Because the P&Z is only a recommending body, the final say on the revisions is in the hands of the three-member County Commission.

Among the changes the P&Z approved in its preliminary vote last week is a proposal to lower the range of income categories that are eligible to be considered by the Blaine County Housing Authority to purchase affordable housing in the county. The current range sets the eligible income categories at three through six. Under the proposed changes, the range would be lowered to income categories two through five.

Income categories are calculated annually on the basis of percentage of average median income for Blaine County by the U.S. Department of Housing and Urban Development. As an example, as set in the proposed changes to the county's inclusionary housing ordinance, households earning more than 40 percent, but less than 60 percent of the median household income in the county are designated income category two.

Households earning more than 100 percent, but not more than 120 percent of the median household income in the county are designated income category five.

Since the Blaine County inclusionary housing ordinance was originally passed, county officials have come to consider the existing range of income categories too high, Blaine County Regional Planner Jeff Adams told the P&Z.

"We're not getting coverage on down on the lower end of the scale," Adams said.

Another proposed change included in the revised inclusionary housing ordinance would clarify the relationship between Blaine County and the Blaine County Housing Authority. Adams said the change would make more explicit the housing authority's relationship with the county and what it is responsible for.

Specifically, the preliminary changes state that the county commission would look to the housing authority to review and administer affordable housing built in Blaine County.

"The board wants more direction from them (the housing authority)," he said.

The changes would also provide for a short plat exclusion for the Carey area, Adams said.

Such an exclusion, of which there is already a similar exclusion covering the Yale area in southern Blaine County near the Snake River, would help alleviate the burden on small landowners trying to subdivide their land to maintain family farms, Adams said. In Blaine County, a short plat is used to subdivide property into four or less lots.
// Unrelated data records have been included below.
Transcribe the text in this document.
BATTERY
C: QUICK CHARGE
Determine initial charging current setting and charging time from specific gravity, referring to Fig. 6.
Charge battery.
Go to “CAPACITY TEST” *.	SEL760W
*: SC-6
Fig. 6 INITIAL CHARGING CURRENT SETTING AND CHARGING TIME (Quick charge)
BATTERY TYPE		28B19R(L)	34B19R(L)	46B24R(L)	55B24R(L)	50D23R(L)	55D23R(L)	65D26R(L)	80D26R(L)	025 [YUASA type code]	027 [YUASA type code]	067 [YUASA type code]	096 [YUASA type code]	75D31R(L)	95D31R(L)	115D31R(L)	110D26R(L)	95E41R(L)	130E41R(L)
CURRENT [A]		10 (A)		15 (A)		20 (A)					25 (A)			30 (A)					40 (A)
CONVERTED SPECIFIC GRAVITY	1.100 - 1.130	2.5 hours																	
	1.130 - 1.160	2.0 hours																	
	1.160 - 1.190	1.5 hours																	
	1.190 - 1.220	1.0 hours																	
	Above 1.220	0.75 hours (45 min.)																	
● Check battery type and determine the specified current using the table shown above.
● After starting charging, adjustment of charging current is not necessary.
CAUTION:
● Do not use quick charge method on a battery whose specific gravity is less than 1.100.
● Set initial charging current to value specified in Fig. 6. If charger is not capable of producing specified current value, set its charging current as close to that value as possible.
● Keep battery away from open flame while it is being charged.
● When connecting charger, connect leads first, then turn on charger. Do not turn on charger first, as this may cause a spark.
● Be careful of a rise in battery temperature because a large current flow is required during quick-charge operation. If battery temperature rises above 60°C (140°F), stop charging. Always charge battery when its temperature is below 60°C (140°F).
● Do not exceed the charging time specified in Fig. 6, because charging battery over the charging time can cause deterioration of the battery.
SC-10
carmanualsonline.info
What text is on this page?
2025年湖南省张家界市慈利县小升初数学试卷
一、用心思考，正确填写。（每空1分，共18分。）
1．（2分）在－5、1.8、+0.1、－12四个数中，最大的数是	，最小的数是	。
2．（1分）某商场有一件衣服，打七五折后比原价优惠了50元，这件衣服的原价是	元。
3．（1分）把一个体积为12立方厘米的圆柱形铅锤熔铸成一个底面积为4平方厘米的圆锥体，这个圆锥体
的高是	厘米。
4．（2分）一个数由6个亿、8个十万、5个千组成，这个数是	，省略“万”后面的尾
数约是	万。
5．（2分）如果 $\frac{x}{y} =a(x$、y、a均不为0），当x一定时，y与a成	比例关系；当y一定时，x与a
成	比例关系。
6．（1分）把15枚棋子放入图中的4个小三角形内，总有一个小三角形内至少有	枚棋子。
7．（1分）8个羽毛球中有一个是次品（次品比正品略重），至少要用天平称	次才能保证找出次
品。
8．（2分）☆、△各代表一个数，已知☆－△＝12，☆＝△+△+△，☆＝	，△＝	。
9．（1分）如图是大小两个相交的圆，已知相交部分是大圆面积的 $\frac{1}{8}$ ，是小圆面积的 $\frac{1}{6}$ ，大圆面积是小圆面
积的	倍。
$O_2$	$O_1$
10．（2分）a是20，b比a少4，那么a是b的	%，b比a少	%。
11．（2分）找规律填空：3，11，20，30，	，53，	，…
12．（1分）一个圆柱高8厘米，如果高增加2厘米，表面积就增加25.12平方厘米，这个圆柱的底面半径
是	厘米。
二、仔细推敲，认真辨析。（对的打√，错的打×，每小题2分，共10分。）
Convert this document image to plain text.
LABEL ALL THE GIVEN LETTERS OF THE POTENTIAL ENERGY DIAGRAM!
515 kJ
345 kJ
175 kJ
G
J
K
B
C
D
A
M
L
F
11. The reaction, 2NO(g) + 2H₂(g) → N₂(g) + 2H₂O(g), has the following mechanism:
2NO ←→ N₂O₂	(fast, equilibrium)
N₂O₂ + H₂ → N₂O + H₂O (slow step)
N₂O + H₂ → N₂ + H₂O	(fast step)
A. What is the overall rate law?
As things stand right now, many farmers in the Carey area are finding the requirements of the county inclusionary housing ordinance too burdensome, Adams said.

"We've had one (landowner) say they're not going to subdivide because of that," he said.

Another change in the proposed inclusionary housing ordinance revisions would require the recording of affordable housing deed restrictions on county plats to make them more legally binding.

Adams said the county commission will likely consider the changes to the inclusionary housing ordinance sometime later this year.

"They're pretty backed up right now," he said.

In other county affordable housing news:

· The Board of the Blaine County Housing Authority tentatively approved a draft settlement that would release developer Henry Dean from his obligation to provide 12 community housing units at the Agave Place development, at the north end of Buttercup Road.

In exchange, Dean, the developer of The Valley Club's West Nine expansion, the 43-unit market rate project whose approval by the county in May 2005 resulted in the construction of the 12 Agave Place units nearby, would have to provide 11 community housing units elsewhere. He would be required to provide the lesser number of affordable housing units because one of the Agave Place units has already sold.

The Housing Authority board made several revisions to the draft settlement based on feedback it received from the Blaine County Commission last week. The changes stipulate that Dean must pay a $60,000 penalty for every replacement unit not delivered within the 42-month time frame laid out in the settlement.

The County Commission still must vote on the plan. Dean, who is traveling outside of the country this week, wasn't available for comment.